Group Punishment Is Bad Punishment
Recently, 15 Penn State football players got into a brawl, resulting in six of them being arrested. Then team's iconic coach, Joe Paterno, responded to the incident by requiring the entire team to clean up the stands at 107,000-seat Beaver Stadium the Sunday morning after each Saturday home game during the upcoming season. His rationale is that the fight was partially due to a failure of leadership on the part of every player who didn't participate in it but allowed it to happen.
Conservative columnist and law professor Walter Williams also seems to subscribe to this kind of foolishness, based on something he revealed in a recent column. Williams stated that, when a student's cell phone goes off in his classroom, he punishes not only that student (with a five percent semester point penalty), but also the student to his left and to his right with the same penalty. Williams says this is very effective in stopping cell phones from ringing in his classroom.
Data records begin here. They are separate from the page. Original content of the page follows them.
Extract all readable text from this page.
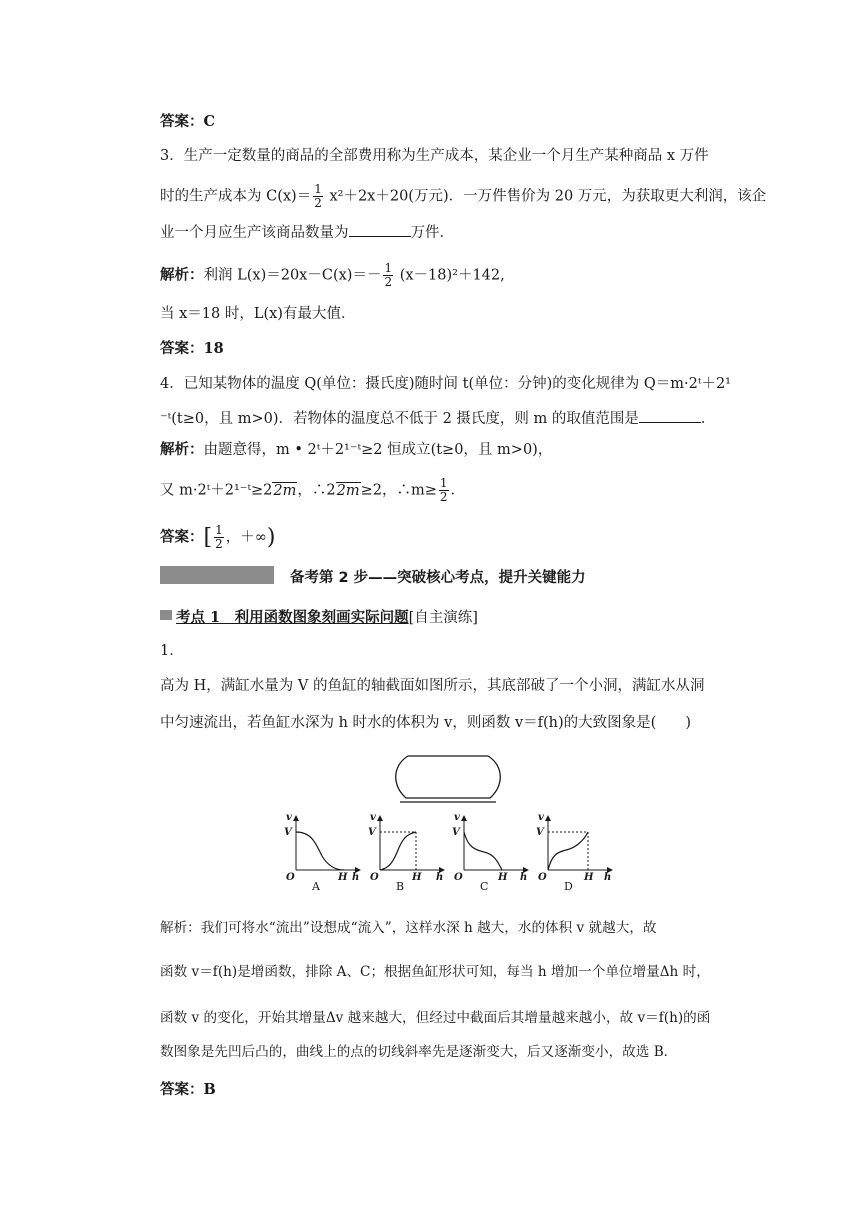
答案：C
3．生产一定数量的商品的全部费用称为生产成本，某企业一个月生产某种商品 x 万件
时的生产成本为 $C(x)= \frac{1}{2} x^2+2x+20$(万元)．一万件售价为 20 万元，为获取更大利润，该企
业一个月应生产该商品数量为	万件．
解析：利润 $L(x)=20x-C(x)=- \frac{1}{2} (x-18)^2+142$,
当 x＝18 时，L(x)有最大值．
答案：18
4．已知某物体的温度 Q(单位：摄氏度)随时间 t(单位：分钟)的变化规律为 Q＝m·2ᵗ＋2¹
⁻ᵗ(t≥0，且 m>0)．若物体的温度总不低于 2 摄氏度，则 m 的取值范围是	．
解析：由题意得，m • 2ᵗ＋2¹⁻ᵗ≥2 恒成立(t≥0，且 m>0)，
又 m·2ᵗ＋2¹⁻ᵗ≥22m，∴22m≥2，∴m≥ $\frac{1}{2}$ ．
答案：[ $\frac{1}{2}$ ，＋∞)
备考第 2 步——突破核心考点，提升关键能力
考点 1　利用函数图象刻画实际问题[自主演练]
1．
高为 H，满缸水量为 V 的鱼缸的轴截面如图所示，其底部破了一个小洞，满缸水从洞
中匀速流出，若鱼缸水深为 h 时水的体积为 v，则函数 v＝f(h)的大致图象是(　　)
v
V
O	H h
v
V
O	H h
v
V
O	H h
v
V
O	H h
A	B	C	D
解析：我们可将水“流出”设想成“流入”，这样水深 h 越大，水的体积 v 就越大，故
函数 v＝f(h)是增函数，排除 A、C；根据鱼缸形状可知，每当 h 增加一个单位增量Δh 时，
函数 v 的变化，开始其增量Δv 越来越大，但经过中截面后其增量越来越小，故 v＝f(h)的函
数图象是先凹后凸的，曲线上的点的切线斜率先是逐渐变大，后又逐渐变小，故选 B．
答案：B
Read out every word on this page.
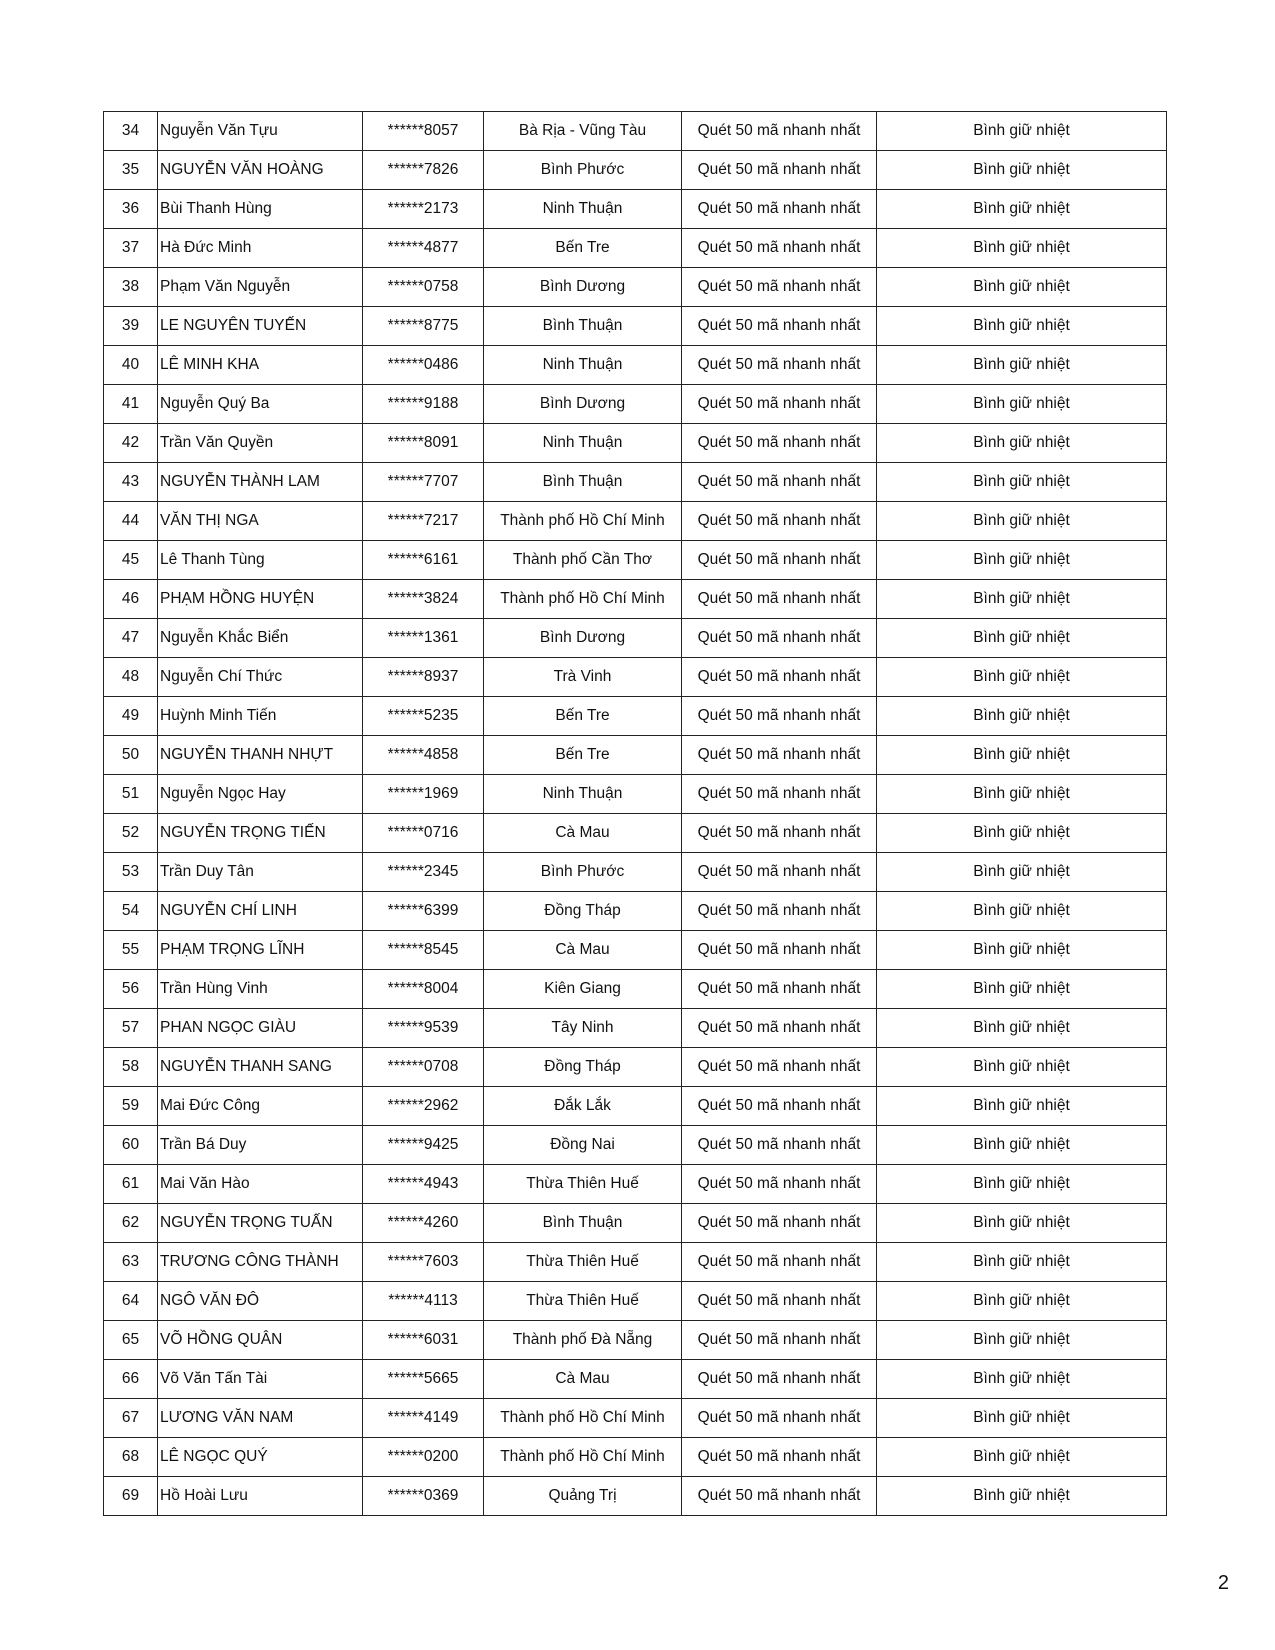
34	Nguyễn Văn Tựu	******8057	Bà Rịa - Vũng Tàu	Quét 50 mã nhanh nhất	Bình giữ nhiệt
35	NGUYỄN VĂN HOÀNG	******7826	Bình Phước	Quét 50 mã nhanh nhất	Bình giữ nhiệt
36	Bùi Thanh Hùng	******2173	Ninh Thuận	Quét 50 mã nhanh nhất	Bình giữ nhiệt
37	Hà Đức Minh	******4877	Bến Tre	Quét 50 mã nhanh nhất	Bình giữ nhiệt
38	Phạm Văn Nguyễn	******0758	Bình Dương	Quét 50 mã nhanh nhất	Bình giữ nhiệt
39	LE NGUYÊN TUYẾN	******8775	Bình Thuận	Quét 50 mã nhanh nhất	Bình giữ nhiệt
40	LÊ MINH KHA	******0486	Ninh Thuận	Quét 50 mã nhanh nhất	Bình giữ nhiệt
41	Nguyễn Quý Ba	******9188	Bình Dương	Quét 50 mã nhanh nhất	Bình giữ nhiệt
42	Trần Văn Quyền	******8091	Ninh Thuận	Quét 50 mã nhanh nhất	Bình giữ nhiệt
43	NGUYỄN THÀNH LAM	******7707	Bình Thuận	Quét 50 mã nhanh nhất	Bình giữ nhiệt
44	VĂN THỊ NGA	******7217	Thành phố Hồ Chí Minh	Quét 50 mã nhanh nhất	Bình giữ nhiệt
45	Lê Thanh Tùng	******6161	Thành phố Cần Thơ	Quét 50 mã nhanh nhất	Bình giữ nhiệt
46	PHẠM HỒNG HUYỆN	******3824	Thành phố Hồ Chí Minh	Quét 50 mã nhanh nhất	Bình giữ nhiệt
47	Nguyễn Khắc Biển	******1361	Bình Dương	Quét 50 mã nhanh nhất	Bình giữ nhiệt
48	Nguyễn Chí Thức	******8937	Trà Vinh	Quét 50 mã nhanh nhất	Bình giữ nhiệt
49	Huỳnh Minh Tiến	******5235	Bến Tre	Quét 50 mã nhanh nhất	Bình giữ nhiệt
50	NGUYỄN THANH NHỰT	******4858	Bến Tre	Quét 50 mã nhanh nhất	Bình giữ nhiệt
51	Nguyễn Ngọc Hay	******1969	Ninh Thuận	Quét 50 mã nhanh nhất	Bình giữ nhiệt
52	NGUYỄN TRỌNG TIẾN	******0716	Cà Mau	Quét 50 mã nhanh nhất	Bình giữ nhiệt
53	Trần Duy Tân	******2345	Bình Phước	Quét 50 mã nhanh nhất	Bình giữ nhiệt
54	NGUYỄN CHÍ LINH	******6399	Đồng Tháp	Quét 50 mã nhanh nhất	Bình giữ nhiệt
55	PHẠM TRỌNG LĨNH	******8545	Cà Mau	Quét 50 mã nhanh nhất	Bình giữ nhiệt
56	Trần Hùng Vinh	******8004	Kiên Giang	Quét 50 mã nhanh nhất	Bình giữ nhiệt
57	PHAN NGỌC GIÀU	******9539	Tây Ninh	Quét 50 mã nhanh nhất	Bình giữ nhiệt
58	NGUYỄN THANH SANG	******0708	Đồng Tháp	Quét 50 mã nhanh nhất	Bình giữ nhiệt
59	Mai Đức Công	******2962	Đắk Lắk	Quét 50 mã nhanh nhất	Bình giữ nhiệt
60	Trần Bá Duy	******9425	Đồng Nai	Quét 50 mã nhanh nhất	Bình giữ nhiệt
61	Mai Văn Hào	******4943	Thừa Thiên Huế	Quét 50 mã nhanh nhất	Bình giữ nhiệt
62	NGUYỄN TRỌNG TUẤN	******4260	Bình Thuận	Quét 50 mã nhanh nhất	Bình giữ nhiệt
63	TRƯƠNG CÔNG THÀNH	******7603	Thừa Thiên Huế	Quét 50 mã nhanh nhất	Bình giữ nhiệt
64	NGÔ VĂN ĐÔ	******4113	Thừa Thiên Huế	Quét 50 mã nhanh nhất	Bình giữ nhiệt
65	VÕ HỒNG QUÂN	******6031	Thành phố Đà Nẵng	Quét 50 mã nhanh nhất	Bình giữ nhiệt
66	Võ Văn Tấn Tài	******5665	Cà Mau	Quét 50 mã nhanh nhất	Bình giữ nhiệt
67	LƯƠNG VĂN NAM	******4149	Thành phố Hồ Chí Minh	Quét 50 mã nhanh nhất	Bình giữ nhiệt
68	LÊ NGỌC QUÝ	******0200	Thành phố Hồ Chí Minh	Quét 50 mã nhanh nhất	Bình giữ nhiệt
69	Hồ Hoài Lưu	******0369	Quảng Trị	Quét 50 mã nhanh nhất	Bình giữ nhiệt
2
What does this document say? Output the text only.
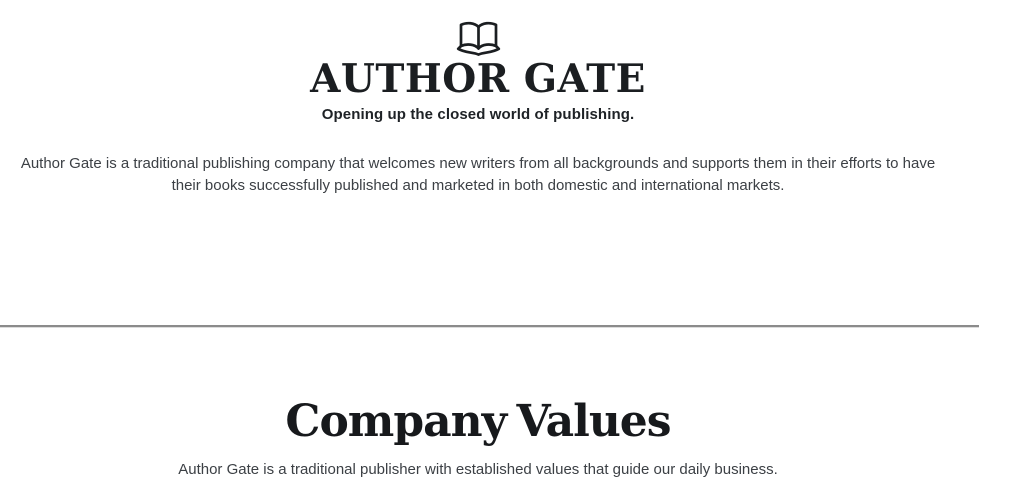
AUTHOR GATE

Opening up the closed world of publishing.

Author Gate is a traditional publishing company that welcomes new writers from all backgrounds and supports them in their efforts to have their books successfully published and marketed in both domestic and international markets.

Company Values

Author Gate is a traditional publisher with established values that guide our daily business.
I must say that I'm very disappointed with both Paterno and Williams. One can argue the necessity for leadership until he turns blue in the face, but it won't change the fact that punishing an entire group or subset thereof for something that only a few, or perhaps one, of them did is inherently unfair. Yes, it gets the point across quite effectively, but that doesn't make it right. Pointing a gun at someone's head would also be a very effective means of convincing them to do something as well, but should we endorse that kind of tactic?
Not only is such punishment unfair, but it also creates a logical imbroglio for the one who imposes it. Using the Penn State situation as an example, what would Paterno have done if one of the players not involved in the fight had stood up to him and said he was not going to show up on Sunday mornings at Beaver Stadium this season? Would he have singled out that player for additional punishment or would he have imposed more punishment on the entire team for their "lack of leadership" in not convincing that dissenter to get with the program? If he chose the former, would he not have to explain away his inconsistency?